Chevron ha sostenido durante mucho tiempo que apelaría una decisión adversa, lo cual es completamente comprensible. Pero esta acción es diferente. Al ir a La Haya antes de que se emita un veredicto en Ecuador, la empresa excluye a los ciudadanos particulares que interpusieron la demanda y que no tienen cabida allí. Esto replantea el caso como entre Ecuador y Chevron, y si tiene éxito, transfiriendo la responsabilidad de la empresa al gobierno ecuatoriano, podría tener un efecto paralizador en personas de todo el mundo que están involucradas en batallas legales con corporaciones multinacionales.
Seamos claros: el caso no fue presentado por Ecuador. Fue presentado por personas que dicen haber sufrido graves daños personales, enfermedades y daños ambientales como resultado de las operaciones petroleras en sus países de origen. Desde el principio, Chevron ha estado tratando de desviar la atención de estas personas y atribuir la responsabilidad de la contaminación al gobierno de Ecuador. Después de que se presentó la demanda, la compañía obtuvo una exención de Ecuador que la liberó de todos los reclamos del gobierno. Pero la exención no detuvo con éxito las reclamaciones de terceros. Entonces, en 2004, la compañía solicitó a un tribunal federal en Nueva York que obligara a la compañía petrolera estatal de Ecuador a indemnizarla por cualquier sentencia en el caso. El tribunal rechazó ese reclamo en 2007, y en 2008, un panel de tres jueces de la Corte de Apelaciones del Segundo Circuito de EE. UU. Confirmó el fallo.
Ahora Chevron, que una vez aceptó acatar el fallo de la corte ecuatoriana, dice que no tiene más remedio que buscar un remedio internacional en La Haya porque no puede obtener un juicio justo en la Amazonía. Para reforzar esa afirmación, recientemente publicó cintas de video que, según dice, muestran al juez, Juan Núñez Sanabria, declarando prematuramente la culpabilidad de Chevron. Las cintas no están claras en cuanto a la intención de Núñez, y él sostiene que no ocurrió nada impropio. Se recusó del caso para evitar convertirse en una distracción, pero desde entonces ha sido reintegrado.
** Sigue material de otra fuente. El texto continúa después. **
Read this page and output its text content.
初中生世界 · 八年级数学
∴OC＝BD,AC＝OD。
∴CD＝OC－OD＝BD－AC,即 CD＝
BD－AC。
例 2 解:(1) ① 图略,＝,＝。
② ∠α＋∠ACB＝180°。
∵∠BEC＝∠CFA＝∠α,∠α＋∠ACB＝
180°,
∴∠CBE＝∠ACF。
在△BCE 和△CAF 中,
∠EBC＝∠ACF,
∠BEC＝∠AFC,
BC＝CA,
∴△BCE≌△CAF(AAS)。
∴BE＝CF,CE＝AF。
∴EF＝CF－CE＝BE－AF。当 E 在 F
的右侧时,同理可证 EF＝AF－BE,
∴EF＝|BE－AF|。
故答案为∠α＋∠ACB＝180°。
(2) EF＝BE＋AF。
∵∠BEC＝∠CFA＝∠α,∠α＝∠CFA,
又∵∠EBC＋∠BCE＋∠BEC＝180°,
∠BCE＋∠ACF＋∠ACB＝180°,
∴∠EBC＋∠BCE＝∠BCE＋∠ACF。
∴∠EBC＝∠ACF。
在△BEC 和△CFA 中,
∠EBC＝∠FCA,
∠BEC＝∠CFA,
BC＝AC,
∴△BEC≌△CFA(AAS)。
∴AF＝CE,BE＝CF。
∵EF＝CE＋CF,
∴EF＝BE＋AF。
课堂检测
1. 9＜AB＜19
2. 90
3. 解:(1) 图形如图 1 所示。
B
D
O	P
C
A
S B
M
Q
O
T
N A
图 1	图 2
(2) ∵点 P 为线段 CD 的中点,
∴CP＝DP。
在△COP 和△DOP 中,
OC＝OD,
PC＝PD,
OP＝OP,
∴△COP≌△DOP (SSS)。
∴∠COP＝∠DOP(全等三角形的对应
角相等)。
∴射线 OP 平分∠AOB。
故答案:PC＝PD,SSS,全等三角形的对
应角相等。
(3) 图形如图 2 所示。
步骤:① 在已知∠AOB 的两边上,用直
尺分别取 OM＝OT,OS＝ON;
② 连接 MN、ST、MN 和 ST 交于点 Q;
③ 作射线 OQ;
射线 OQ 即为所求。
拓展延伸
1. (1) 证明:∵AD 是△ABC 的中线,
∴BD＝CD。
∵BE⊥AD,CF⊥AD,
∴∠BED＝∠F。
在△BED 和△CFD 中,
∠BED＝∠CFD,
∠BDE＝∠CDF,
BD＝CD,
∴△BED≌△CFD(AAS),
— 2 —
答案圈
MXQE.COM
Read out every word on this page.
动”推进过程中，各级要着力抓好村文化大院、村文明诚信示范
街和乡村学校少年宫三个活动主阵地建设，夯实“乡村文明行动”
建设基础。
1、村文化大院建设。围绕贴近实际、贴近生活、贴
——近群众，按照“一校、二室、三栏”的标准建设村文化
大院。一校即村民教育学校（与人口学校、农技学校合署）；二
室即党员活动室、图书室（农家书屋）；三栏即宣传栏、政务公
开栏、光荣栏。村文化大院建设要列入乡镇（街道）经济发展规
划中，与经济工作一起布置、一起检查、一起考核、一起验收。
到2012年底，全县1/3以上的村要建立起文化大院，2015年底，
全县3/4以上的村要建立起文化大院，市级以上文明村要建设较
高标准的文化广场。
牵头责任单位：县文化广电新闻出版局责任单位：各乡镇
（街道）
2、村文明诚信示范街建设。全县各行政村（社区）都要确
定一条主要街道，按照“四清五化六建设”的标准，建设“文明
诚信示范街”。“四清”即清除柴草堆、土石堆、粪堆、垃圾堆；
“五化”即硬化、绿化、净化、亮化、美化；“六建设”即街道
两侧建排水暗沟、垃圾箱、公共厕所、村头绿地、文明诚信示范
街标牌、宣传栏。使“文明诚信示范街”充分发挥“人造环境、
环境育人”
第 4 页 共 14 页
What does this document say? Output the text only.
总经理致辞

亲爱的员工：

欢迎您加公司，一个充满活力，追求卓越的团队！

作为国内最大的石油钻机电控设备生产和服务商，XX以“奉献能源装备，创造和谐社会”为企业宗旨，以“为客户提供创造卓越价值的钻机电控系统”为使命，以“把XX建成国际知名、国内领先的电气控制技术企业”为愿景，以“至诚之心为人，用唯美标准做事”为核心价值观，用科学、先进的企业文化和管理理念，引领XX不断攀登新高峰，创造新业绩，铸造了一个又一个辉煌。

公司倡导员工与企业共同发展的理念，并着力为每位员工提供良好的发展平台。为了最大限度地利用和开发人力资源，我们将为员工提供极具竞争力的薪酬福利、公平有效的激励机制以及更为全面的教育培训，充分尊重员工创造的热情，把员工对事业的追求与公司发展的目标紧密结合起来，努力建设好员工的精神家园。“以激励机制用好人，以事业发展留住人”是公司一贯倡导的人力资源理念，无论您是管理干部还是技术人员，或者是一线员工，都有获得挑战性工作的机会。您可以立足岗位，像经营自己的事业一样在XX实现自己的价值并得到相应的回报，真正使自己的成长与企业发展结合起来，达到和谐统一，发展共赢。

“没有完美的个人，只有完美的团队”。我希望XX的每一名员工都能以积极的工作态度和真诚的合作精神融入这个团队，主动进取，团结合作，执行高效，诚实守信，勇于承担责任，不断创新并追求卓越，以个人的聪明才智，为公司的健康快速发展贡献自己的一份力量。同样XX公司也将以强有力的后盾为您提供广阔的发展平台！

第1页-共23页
El verdadero problema para Chevron, sin embargo, no es jurisdiccional ni procesal. Tampoco se trata de una justicia sesgada en Nueva York o Ecuador. El tema es la devastadora contaminación en la Amazonía ecuatoriana, las personas cuyas vidas se han visto afectadas y la importancia de la rendición de cuentas. No importa dónde se juzgue este caso, eso no va a desaparecer.